Now, covering 250 years of editorial history, even of the apocryphal plays, is a lot to do in a single chapter, and the more I read the more I'm conscious that this ground has been covered a lot. John Jowett most recently did it for the apocrypha in "Shakespeare Supplemented" (2007), while individual moments have been given a much greater level of detail than I have space for in dedicated articles, such as Edmund King's forthcoming piece on the Pope/Theobald dispute over Double Falsehood. Additionally, of course, there are plenty of general textual histories on Shakespeare under whose umbrella the apocrypha fall.
So, I've spent part of this week refining what I think this chapter is doing uniquely, and I've just decided that I need to restructure it. As a chronologically-ordered survey of apocryphal "moments", it's inadequate. However, there are pieces in the chapter which have not (to my knowledge) been discussed before in detail, such as Robert Walker's collected works of Shakespeare (which Jowett mentions briefly) and a contribution to The Adventurer in 1753. More important, however, are the narratives that recur throughout my chronological survey: a growing concern for Shakespeare's "reputation", the introduction of biography and chronology alongside the advent of Bardolatry, and the beginnings of attempts to group and categorise the apocrypha ahead of Brooke's edition.
What I'm now thinking, then, is that a thematic rather than chronological survey is the way forward. The different strands of burgeoning critical thought criss-cross throughout the plays' history, and I think it's more important to bring those out at the expense of a linear timeline.
Now, the chapter will begin and close with discussion of C.F. Tucker Brooke's Apocrypha- first establishing its importance, then examining the 250 years of mechanisms and decisions that inevitably led to its creation, before returning to a close reading of Brooke's material itself to understand its purposes and agenda.
The four strands that lead up to it are:
1) The 43 play canon that existed for sixty years between 1664-1724, thus embedding the notion of an extended and unstable canon in editorial thought.
2) The question of reputation that persists through Pope, The Adventurer, Capell, Steevens and Knight, and the role of editors and critics in "helping" Shakespeare maintain his reputation.
3) The advent of biography and chronology as key to an understanding of Shakespeare. Early references by Dryden, Rowe and Capell are developed more fully by Malone and the German romantics. This section, of course, ties in to the rise of Bardolatry.
4) The canonising and organisation of the apocrypha, begun by Malone's "Supplement" in 1790 and continued through editions of "Doubtful Plays" edited by Hazlitt, Tyrrell, Moltke etc.
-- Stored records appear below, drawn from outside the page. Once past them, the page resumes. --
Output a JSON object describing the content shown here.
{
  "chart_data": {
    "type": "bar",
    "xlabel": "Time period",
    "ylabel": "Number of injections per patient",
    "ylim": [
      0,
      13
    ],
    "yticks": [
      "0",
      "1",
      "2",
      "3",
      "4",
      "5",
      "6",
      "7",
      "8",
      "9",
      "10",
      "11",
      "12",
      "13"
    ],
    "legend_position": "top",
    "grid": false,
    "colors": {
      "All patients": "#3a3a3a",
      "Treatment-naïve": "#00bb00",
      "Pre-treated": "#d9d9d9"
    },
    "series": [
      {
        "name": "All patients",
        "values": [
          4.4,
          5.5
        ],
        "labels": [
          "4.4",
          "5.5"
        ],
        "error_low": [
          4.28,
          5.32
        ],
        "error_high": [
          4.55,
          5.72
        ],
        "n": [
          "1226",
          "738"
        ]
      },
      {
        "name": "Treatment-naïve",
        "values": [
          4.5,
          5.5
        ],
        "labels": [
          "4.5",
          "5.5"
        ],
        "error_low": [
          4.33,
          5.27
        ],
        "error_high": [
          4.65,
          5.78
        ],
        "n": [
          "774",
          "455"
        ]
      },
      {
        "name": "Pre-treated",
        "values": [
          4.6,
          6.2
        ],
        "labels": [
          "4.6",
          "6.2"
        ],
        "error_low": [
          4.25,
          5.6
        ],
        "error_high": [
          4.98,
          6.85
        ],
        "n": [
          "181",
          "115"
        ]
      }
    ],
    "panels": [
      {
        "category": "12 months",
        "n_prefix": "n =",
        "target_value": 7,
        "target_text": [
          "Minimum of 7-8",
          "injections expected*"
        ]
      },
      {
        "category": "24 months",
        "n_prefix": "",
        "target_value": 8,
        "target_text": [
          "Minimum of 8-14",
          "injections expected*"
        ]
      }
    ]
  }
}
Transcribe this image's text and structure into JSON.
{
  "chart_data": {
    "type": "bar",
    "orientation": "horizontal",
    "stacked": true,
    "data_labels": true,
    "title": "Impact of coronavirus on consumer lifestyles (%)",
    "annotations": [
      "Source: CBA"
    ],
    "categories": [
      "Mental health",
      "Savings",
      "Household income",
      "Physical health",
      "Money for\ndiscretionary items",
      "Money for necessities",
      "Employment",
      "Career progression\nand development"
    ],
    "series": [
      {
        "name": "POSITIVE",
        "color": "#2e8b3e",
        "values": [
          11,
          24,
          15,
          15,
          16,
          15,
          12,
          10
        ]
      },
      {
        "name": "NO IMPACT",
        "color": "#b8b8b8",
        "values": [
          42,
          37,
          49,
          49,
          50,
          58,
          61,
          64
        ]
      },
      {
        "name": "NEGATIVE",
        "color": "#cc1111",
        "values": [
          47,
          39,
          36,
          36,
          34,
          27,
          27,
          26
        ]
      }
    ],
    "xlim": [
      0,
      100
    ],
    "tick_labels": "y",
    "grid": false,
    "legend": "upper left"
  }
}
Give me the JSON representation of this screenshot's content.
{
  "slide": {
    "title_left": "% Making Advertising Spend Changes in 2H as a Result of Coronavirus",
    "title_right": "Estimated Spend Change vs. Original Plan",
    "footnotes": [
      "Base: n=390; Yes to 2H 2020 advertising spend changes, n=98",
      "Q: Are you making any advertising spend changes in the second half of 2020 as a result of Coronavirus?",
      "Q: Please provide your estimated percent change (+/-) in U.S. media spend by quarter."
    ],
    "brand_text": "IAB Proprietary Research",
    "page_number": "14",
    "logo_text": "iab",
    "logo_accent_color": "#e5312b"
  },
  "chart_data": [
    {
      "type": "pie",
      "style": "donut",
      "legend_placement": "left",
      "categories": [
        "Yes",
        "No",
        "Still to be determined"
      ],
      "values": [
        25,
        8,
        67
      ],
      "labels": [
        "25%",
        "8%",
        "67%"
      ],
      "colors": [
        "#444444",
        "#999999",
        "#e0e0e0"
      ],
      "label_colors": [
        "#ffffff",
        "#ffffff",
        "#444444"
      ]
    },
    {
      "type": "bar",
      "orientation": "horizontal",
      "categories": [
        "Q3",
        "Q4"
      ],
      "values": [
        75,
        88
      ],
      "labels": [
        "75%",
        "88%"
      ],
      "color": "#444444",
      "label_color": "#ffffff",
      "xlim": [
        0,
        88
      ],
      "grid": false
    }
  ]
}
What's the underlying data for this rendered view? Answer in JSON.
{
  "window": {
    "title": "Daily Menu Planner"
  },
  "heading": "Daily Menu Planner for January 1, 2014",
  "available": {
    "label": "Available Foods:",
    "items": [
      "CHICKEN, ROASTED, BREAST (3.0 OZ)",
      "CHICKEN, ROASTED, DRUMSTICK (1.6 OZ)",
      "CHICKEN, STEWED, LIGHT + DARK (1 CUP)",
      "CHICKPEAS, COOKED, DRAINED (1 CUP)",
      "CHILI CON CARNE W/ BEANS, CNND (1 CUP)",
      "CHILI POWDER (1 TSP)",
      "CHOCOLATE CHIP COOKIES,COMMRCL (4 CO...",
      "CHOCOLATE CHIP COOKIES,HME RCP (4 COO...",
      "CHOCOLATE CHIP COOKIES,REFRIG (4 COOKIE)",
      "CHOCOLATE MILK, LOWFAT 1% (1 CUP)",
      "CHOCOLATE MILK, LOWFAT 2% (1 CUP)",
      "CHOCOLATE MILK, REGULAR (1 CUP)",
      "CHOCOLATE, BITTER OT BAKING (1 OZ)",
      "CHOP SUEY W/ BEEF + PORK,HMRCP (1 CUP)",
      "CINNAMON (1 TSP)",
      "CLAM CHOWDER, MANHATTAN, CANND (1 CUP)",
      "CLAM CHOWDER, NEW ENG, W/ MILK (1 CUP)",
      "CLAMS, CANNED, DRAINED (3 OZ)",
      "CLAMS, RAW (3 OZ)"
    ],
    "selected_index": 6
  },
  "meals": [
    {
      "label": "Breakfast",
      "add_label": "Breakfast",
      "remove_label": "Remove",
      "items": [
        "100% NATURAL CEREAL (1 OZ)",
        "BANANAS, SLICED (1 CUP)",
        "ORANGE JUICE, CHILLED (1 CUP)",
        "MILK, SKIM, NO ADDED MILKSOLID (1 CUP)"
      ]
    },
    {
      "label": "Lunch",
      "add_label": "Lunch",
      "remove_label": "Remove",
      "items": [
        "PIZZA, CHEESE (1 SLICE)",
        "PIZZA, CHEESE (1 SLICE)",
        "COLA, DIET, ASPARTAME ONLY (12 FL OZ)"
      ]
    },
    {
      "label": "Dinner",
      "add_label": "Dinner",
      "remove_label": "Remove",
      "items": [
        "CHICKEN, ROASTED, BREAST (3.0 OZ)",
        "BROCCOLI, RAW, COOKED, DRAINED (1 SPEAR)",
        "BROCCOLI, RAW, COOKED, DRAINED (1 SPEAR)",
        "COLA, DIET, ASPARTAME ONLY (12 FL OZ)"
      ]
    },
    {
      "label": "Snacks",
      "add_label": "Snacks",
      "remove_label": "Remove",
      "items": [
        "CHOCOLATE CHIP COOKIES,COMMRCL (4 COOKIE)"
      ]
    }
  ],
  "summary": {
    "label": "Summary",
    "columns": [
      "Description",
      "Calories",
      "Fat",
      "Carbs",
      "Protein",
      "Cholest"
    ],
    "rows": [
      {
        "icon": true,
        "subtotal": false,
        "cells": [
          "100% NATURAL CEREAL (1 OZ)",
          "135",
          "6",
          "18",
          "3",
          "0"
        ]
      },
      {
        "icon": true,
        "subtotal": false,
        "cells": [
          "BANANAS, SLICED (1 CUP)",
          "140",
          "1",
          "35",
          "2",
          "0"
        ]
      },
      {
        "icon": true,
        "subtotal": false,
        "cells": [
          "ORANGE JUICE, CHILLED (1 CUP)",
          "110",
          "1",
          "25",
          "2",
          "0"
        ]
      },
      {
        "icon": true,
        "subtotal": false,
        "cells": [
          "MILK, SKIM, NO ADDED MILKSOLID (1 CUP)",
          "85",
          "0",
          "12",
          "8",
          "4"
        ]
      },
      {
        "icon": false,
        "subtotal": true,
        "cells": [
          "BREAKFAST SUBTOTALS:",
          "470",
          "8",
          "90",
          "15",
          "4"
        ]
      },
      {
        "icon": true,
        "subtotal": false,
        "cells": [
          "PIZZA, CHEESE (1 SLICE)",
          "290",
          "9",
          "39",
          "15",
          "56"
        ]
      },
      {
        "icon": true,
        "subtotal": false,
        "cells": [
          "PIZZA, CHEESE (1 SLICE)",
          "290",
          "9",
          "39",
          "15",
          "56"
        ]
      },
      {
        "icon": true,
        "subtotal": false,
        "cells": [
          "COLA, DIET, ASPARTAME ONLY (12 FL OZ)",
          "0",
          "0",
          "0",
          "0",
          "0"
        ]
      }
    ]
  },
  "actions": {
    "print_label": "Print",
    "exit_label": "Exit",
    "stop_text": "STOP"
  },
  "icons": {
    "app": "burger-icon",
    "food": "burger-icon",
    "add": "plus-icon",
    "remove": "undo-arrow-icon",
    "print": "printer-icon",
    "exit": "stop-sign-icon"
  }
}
By reading the paratexts and apparatus of the key texts in these four strands, the chapter argues that certain ideologies are at stake in the policing of canonic boundaries, and that the creation of an "apocryphal" category creates the necessary buffer zone for disputed plays that allows them to be housed and removed from canonic consideration, as evidenced by the lack of any apocrypha editions since Brooke.
I'm a lot happier with this shape for the chapter, so I'll be spending the rest of July knocking it into shape.